The Brooklyn Queens Connector would travel 26 kilometres along the East River, weaving its way through a series of fast-growing neighbourhoods like Sunset Park in Brooklyn and Astoria in Queens. At an estimated price tag of $2.5 billion (U.S.), it presents a more economical option compared to any potential subway expansion.
“This, to me, is a good and noble experiment to see if we can make this one work. It could open the door to light rail in other parts of the city as well,” de Blasio told a press conference in Red Hook. “There’s a set of conditions here that may be different than many other places, but if it works here, it’s going to make it easier to do light rail in other areas that could use it as well.”
De Blasio is arguing that new development spurred on by the line will end up paying for itself.

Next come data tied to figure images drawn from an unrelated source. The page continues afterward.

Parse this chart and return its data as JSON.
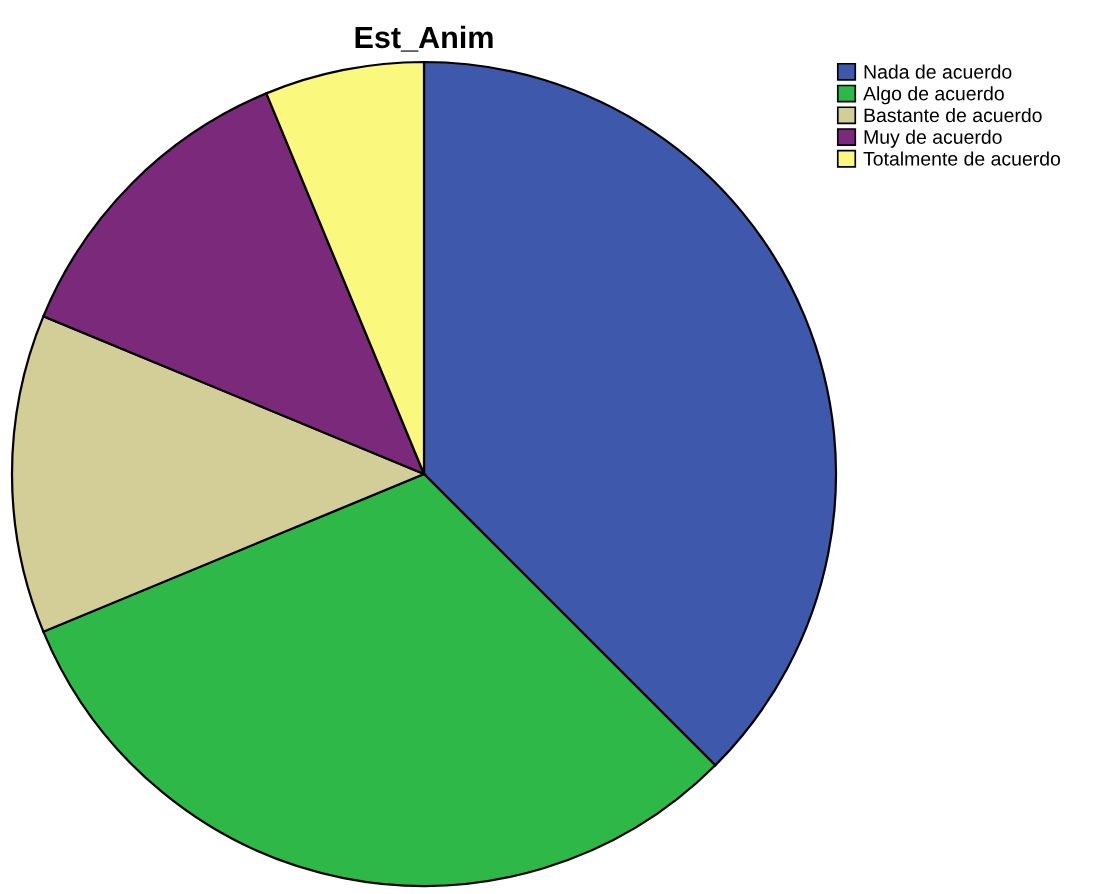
{
  "chart_data": {
    "type": "pie",
    "title": "Est_Anim",
    "categories": [
      "Nada de acuerdo",
      "Algo de acuerdo",
      "Bastante de acuerdo",
      "Muy de acuerdo",
      "Totalmente de acuerdo"
    ],
    "values": [
      37.5,
      31.25,
      12.5,
      12.5,
      6.25
    ],
    "colors": [
      "#3e58ac",
      "#2eb847",
      "#d3ce97",
      "#7b2a7b",
      "#fbf87e"
    ],
    "legend": "top right"
  }
}
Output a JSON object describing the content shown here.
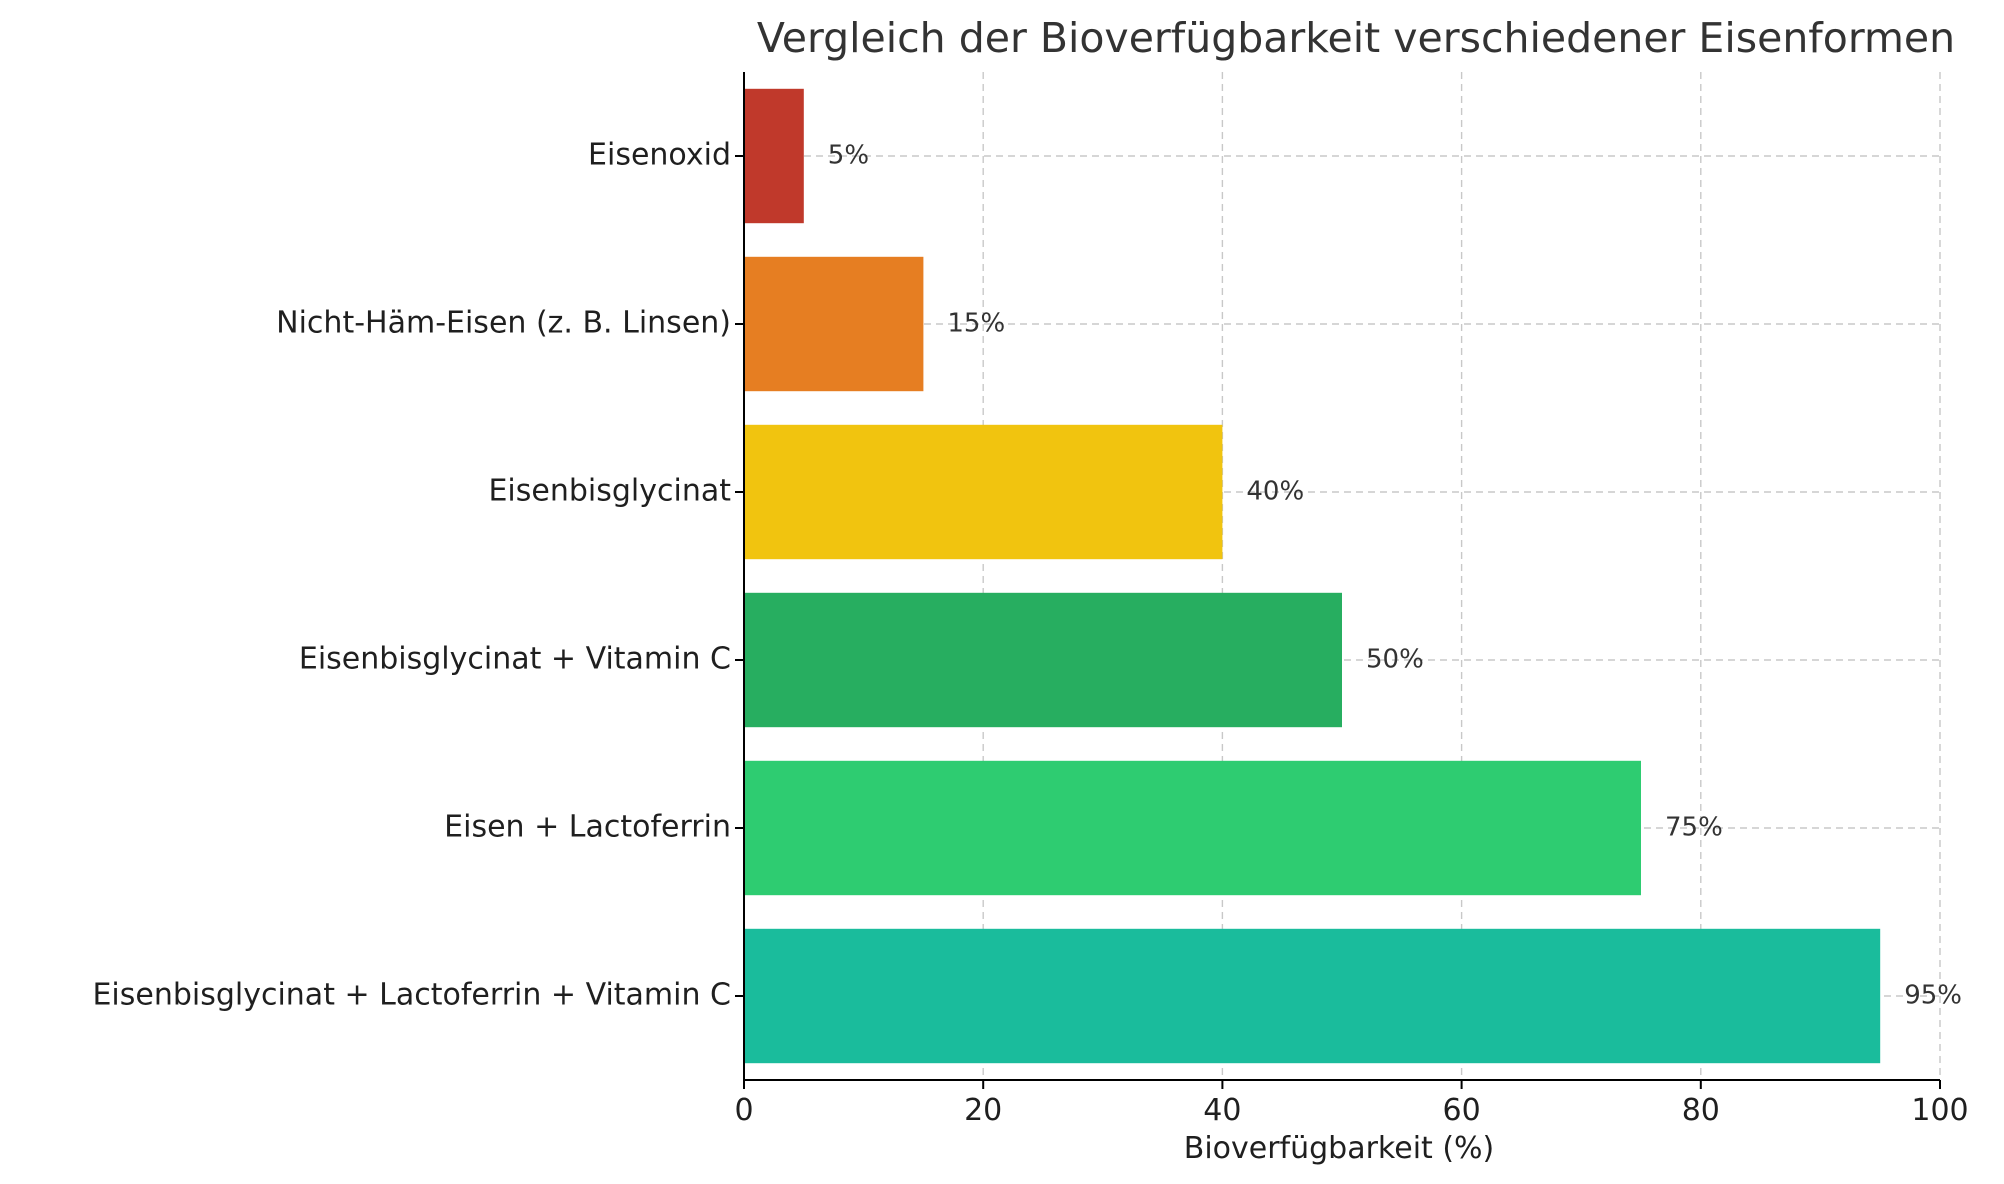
{
  "chart_data": {
    "type": "bar",
    "orientation": "horizontal",
    "title": "Vergleich der Bioverfügbarkeit verschiedener Eisenformen",
    "xlabel": "Bioverfügbarkeit (%)",
    "ylabel": "",
    "xlim": [
      0,
      100
    ],
    "xticks": [
      0,
      20,
      40,
      60,
      80,
      100
    ],
    "grid": true,
    "categories": [
      "Eisenoxid",
      "Nicht-Häm-Eisen (z. B. Linsen)",
      "Eisenbisglycinat",
      "Eisenbisglycinat + Vitamin C",
      "Eisen + Lactoferrin",
      "Eisenbisglycinat + Lactoferrin + Vitamin C"
    ],
    "values": [
      5,
      15,
      40,
      50,
      75,
      95
    ],
    "value_labels": [
      "5%",
      "15%",
      "40%",
      "50%",
      "75%",
      "95%"
    ],
    "colors": [
      "#c0392b",
      "#e67e22",
      "#f1c40f",
      "#27ae60",
      "#2ecc71",
      "#1abc9c"
    ]
  }
}
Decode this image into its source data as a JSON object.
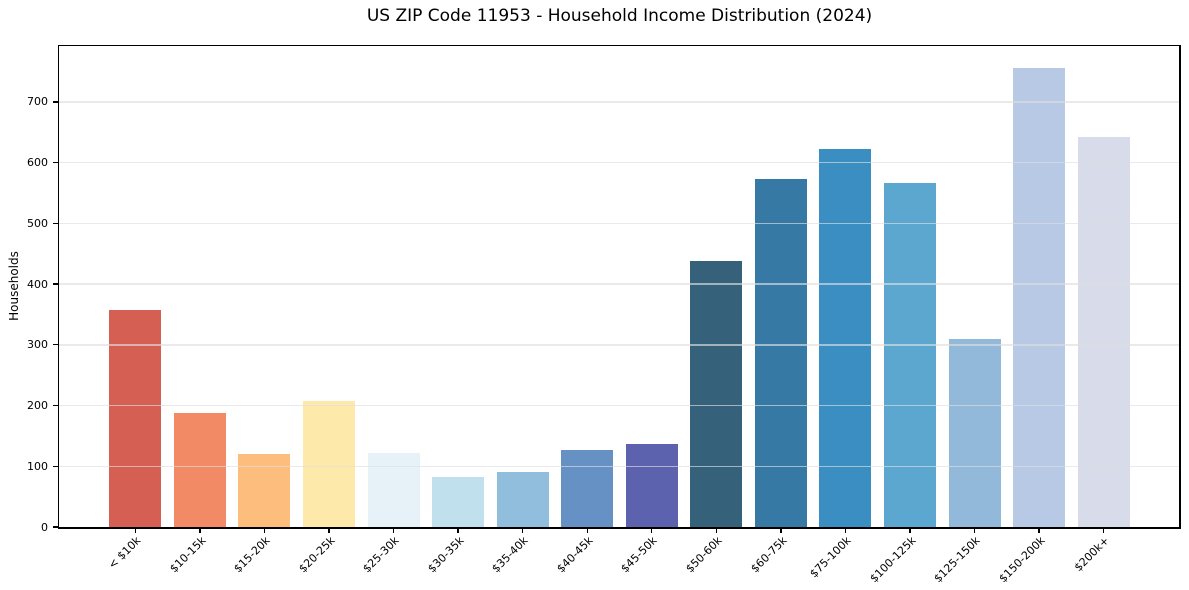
{
  "chart_data": {
    "type": "bar",
    "title": "US ZIP Code 11953 - Household Income Distribution (2024)",
    "xlabel": "",
    "ylabel": "Households",
    "categories": [
      "< $10k",
      "$10-15k",
      "$15-20k",
      "$20-25k",
      "$25-30k",
      "$30-35k",
      "$35-40k",
      "$40-45k",
      "$45-50k",
      "$50-60k",
      "$60-75k",
      "$75-100k",
      "$100-125k",
      "$125-150k",
      "$150-200k",
      "$200k+"
    ],
    "values": [
      357,
      188,
      120,
      208,
      122,
      83,
      90,
      127,
      137,
      438,
      573,
      622,
      566,
      310,
      755,
      642
    ],
    "bar_colors": [
      "#d65f53",
      "#f18a65",
      "#fcbd7d",
      "#fde9a9",
      "#e6f2f8",
      "#c1e0ee",
      "#92bedd",
      "#6691c5",
      "#5d62af",
      "#36617a",
      "#3779a5",
      "#3a8ec2",
      "#5ba7cf",
      "#92b8da",
      "#b7c9e4",
      "#d8dbea"
    ],
    "yticks": [
      0,
      100,
      200,
      300,
      400,
      500,
      600,
      700
    ],
    "ylim": [
      0,
      792
    ],
    "grid": "horizontal",
    "gridline_color": "#e7e7e7",
    "axis_color": "#000000",
    "background": "#ffffff",
    "legend": "none",
    "x_tick_rotation": -45
  }
}
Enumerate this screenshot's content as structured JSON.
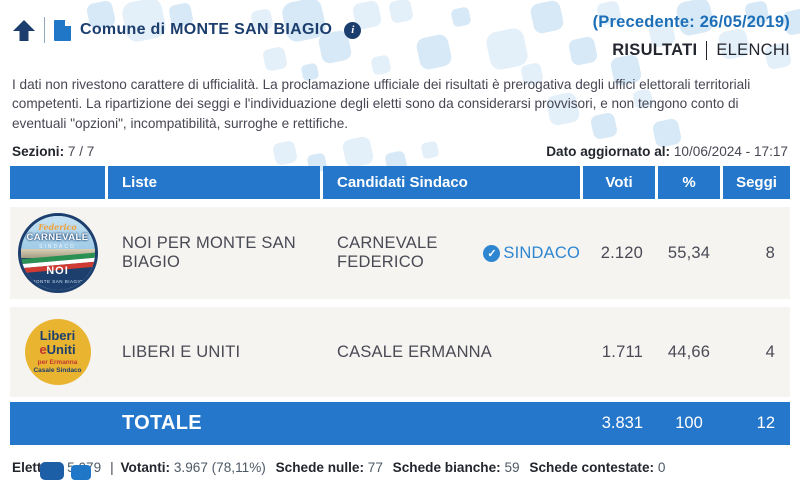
{
  "header": {
    "title": "Comune di MONTE SAN BIAGIO",
    "precedente": "(Precedente: 26/05/2019)",
    "tab_risultati": "RISULTATI",
    "tab_elenchi": "ELENCHI",
    "info_glyph": "i"
  },
  "disclaimer": "I dati non rivestono carattere di ufficialità. La proclamazione ufficiale dei risultati è prerogativa degli uffici elettorali territoriali competenti. La ripartizione dei seggi e l'individuazione degli eletti sono da considerarsi provvisori, e non tengono conto di eventuali \"opzioni\", incompatibilità, surroghe e rettifiche.",
  "status": {
    "sezioni_label": "Sezioni:",
    "sezioni_value": "7 / 7",
    "aggiornato_label": "Dato aggiornato al:",
    "aggiornato_value": "10/06/2024 - 17:17"
  },
  "table": {
    "headers": {
      "liste": "Liste",
      "candidati": "Candidati Sindaco",
      "voti": "Voti",
      "percent": "%",
      "seggi": "Seggi"
    },
    "rows": [
      {
        "lista": "NOI PER MONTE SAN BIAGIO",
        "candidato": "CARNEVALE FEDERICO",
        "badge": "SINDACO",
        "badge_check": "✓",
        "voti": "2.120",
        "percent": "55,34",
        "seggi": "8",
        "logo": {
          "top": "Federico",
          "name": "CARNEVALE",
          "role": "SINDACO",
          "noi": "NOI",
          "bottom": "MONTE SAN BIAGIO"
        }
      },
      {
        "lista": "LIBERI E UNITI",
        "candidato": "CASALE ERMANNA",
        "voti": "1.711",
        "percent": "44,66",
        "seggi": "4",
        "logo": {
          "liberi": "Liberi",
          "e": "e",
          "uniti": "Uniti",
          "per": "per Ermanna",
          "casale": "Casale Sindaco"
        }
      }
    ],
    "total": {
      "label": "TOTALE",
      "voti": "3.831",
      "percent": "100",
      "seggi": "12"
    }
  },
  "footer": {
    "separator": "|",
    "items": [
      {
        "label": "Elettori:",
        "value": "5.079"
      },
      {
        "label": "Votanti:",
        "value": "3.967 (78,11%)"
      },
      {
        "label": "Schede nulle:",
        "value": "77"
      },
      {
        "label": "Schede bianche:",
        "value": "59"
      },
      {
        "label": "Schede contestate:",
        "value": "0"
      }
    ]
  },
  "colors": {
    "accent_blue": "#2577cb",
    "dark_navy": "#1c3e6e",
    "link_blue": "#1d6fb8",
    "badge_blue": "#2e86d1",
    "row_bg": "#f5f4f1",
    "body_text": "#474754"
  }
}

A local development corporation would issue the tax exempt bonds, which would then be repaid by siphoning off some of the revenue from increasing property values in the area.
Another benefit of this proposal is that it wouldn’t require the involvement of the Metropolitan Transit Authority, controlled by New York governor Andrew Cuomo. Relations between the two politicians remain strained over previous disputes.
Although the mayor’s office has already assembled a powerful coalition of developers and politicians under the umbrella group Friends of the Brooklyn Queens Connector, numerous detractors have emerged since the idea was first floated in early February.
Politicians from Staten Island and other transit-starved corners of the city have cried foul, while others have summarized the project as nothing more than a giveaway to politically connected developers and questioned why buses could not be substituted instead.
A number of transit experts like Yonah Freemark have also expressed concerns that the route will only run on dedicated lanes an estimated 70 per cent of the time, reducing its average speed to about 19 km an hour.
Streetcars have been in the midst of a renaissance throughout the United States over the past decade, with 20 new lines having been completed or under construction.